The question is so common that it seems like the beige wallpaper in a hundred hotel rooms. On every continent, in any climate, at potlucks and at prayer meetings, someone leans across a table and asks conspiratorially, “So, what’s new in the church?”

I always smile, even when what’s newest is not cheering. My questioner usually wants inside information—a story about someone in leadership; a prediction about how some church initiative will unfold; a sense of what’s trending among decision-makers. I smile because I know that my answers will likely disappoint those seeking juicy gossip or political tidbits.

Here’s some of what I tell them:

Believers are praying more. The evidence is unmistakable. The explosion of prayer ministry teams in congregations and conferences, and the increasing focus on intercessory prayer in pulpits, articles, and seminars point to a surging emphasis on both shared and personal prayer across the face of Adventism. This can be only good news for a remnant people seeking revival, and to a movement poised for a pivotal role in the end-time just ahead. Where only a decade ago, invitations to pray with others were frequently met with stony silence or embarrassed awkwardness, today there is almost always an eager response and a light in the eye that eloquently assure, “I’m so glad you asked me to pray with you.”

Believers are listening to the Spirit more. We Adventists have always quietly prided ourselves on practicing a rational faith, in which we assume that the ways of God and the way of logic are indubitably the same. We wince, however, at many Bible stories in which the Holy Spirit breaks into expected ways with new information, new directions, and new expectations of what it means to be obedient. But I am heartened by a hundred stories told me in recent months that all share a common claim: “I heard the Spirit speaking to my heart, and for the first time in a long time, Bill, I listened and obeyed.” What follows next is always the same—a deep and prayerful gratitude for the joy that Spirit-led obedience brings, and a delight in discovering that the Holy Spirit’s promptings lead to new witness, new relationships, and the abundant life Jesus pledged to give us.

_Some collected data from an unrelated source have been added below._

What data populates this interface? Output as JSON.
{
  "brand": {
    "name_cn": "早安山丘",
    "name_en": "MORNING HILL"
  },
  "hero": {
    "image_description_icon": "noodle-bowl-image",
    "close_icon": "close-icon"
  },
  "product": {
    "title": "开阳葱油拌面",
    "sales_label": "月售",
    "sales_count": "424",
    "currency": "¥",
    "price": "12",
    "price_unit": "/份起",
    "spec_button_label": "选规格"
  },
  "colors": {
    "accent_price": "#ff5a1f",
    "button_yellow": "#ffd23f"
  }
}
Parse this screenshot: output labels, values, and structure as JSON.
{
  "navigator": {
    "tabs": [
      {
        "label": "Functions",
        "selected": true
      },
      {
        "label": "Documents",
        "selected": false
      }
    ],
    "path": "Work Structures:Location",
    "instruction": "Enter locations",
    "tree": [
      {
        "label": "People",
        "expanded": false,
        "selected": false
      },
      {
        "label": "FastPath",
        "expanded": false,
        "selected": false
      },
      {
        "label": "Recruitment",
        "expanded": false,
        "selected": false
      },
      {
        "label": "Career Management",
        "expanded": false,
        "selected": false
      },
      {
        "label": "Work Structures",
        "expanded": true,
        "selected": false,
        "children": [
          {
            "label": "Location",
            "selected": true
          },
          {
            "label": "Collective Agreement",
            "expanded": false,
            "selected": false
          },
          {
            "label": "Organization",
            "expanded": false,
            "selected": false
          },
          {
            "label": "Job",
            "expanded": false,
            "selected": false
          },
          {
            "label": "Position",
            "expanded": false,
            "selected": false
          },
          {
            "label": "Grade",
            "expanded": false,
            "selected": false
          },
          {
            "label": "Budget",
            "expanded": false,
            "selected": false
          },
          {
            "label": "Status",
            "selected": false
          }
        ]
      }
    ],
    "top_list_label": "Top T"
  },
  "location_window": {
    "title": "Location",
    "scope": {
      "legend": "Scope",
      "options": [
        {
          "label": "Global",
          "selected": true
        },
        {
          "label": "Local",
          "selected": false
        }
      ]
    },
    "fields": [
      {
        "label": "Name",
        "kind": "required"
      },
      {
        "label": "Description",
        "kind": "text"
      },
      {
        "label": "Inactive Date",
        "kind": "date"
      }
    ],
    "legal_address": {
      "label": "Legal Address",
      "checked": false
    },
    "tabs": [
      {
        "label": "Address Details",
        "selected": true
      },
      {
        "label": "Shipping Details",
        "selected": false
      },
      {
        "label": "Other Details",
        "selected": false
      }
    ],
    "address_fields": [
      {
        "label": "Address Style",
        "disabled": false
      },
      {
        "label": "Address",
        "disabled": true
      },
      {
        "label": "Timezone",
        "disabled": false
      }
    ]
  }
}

Believers are serving more. Though few North American Adventist congregations still tabulate the pieces of clothing distributed or the tracts discreetly tucked in screen doors, the evidence is mounting that more Adventists are living out their faith in ways the kingdom surely counts. Blood drives, fund-raising for charitable groups, working in soup kitchens and community pantries—all these are joining a renewed emphasis on short-term mission experiences and lay-led evangelistic efforts to point to a more active Adventism rising in this generation. The goal is not—and never was—that we all do the same things, but that we each do something for the kingdom day by day. The growing commitment to “the least of these”—to feed them, shelter them, educate them, share Jesus with them—is one of the most admirable new developments in God’s church.

Whatever these “new things” lack in gossip value and titillation, they more than make up for as impressive evidences of the Spirit’s stirring in the church. With all our failures, with all our slowness to believe, His church has not ceased to be the apple of His eye, “the one object upon which God bestows in a special sense His supreme regard. It is the theater of His grace, in which He delights to reveal His power to transform hearts.”*

Go spread that news—and watch the world be changed. 

* Ellen G. White, The Acts of the Apostles (Mountain View, Calif.: Pacific Press Pub. Assn., 1911), p. 12.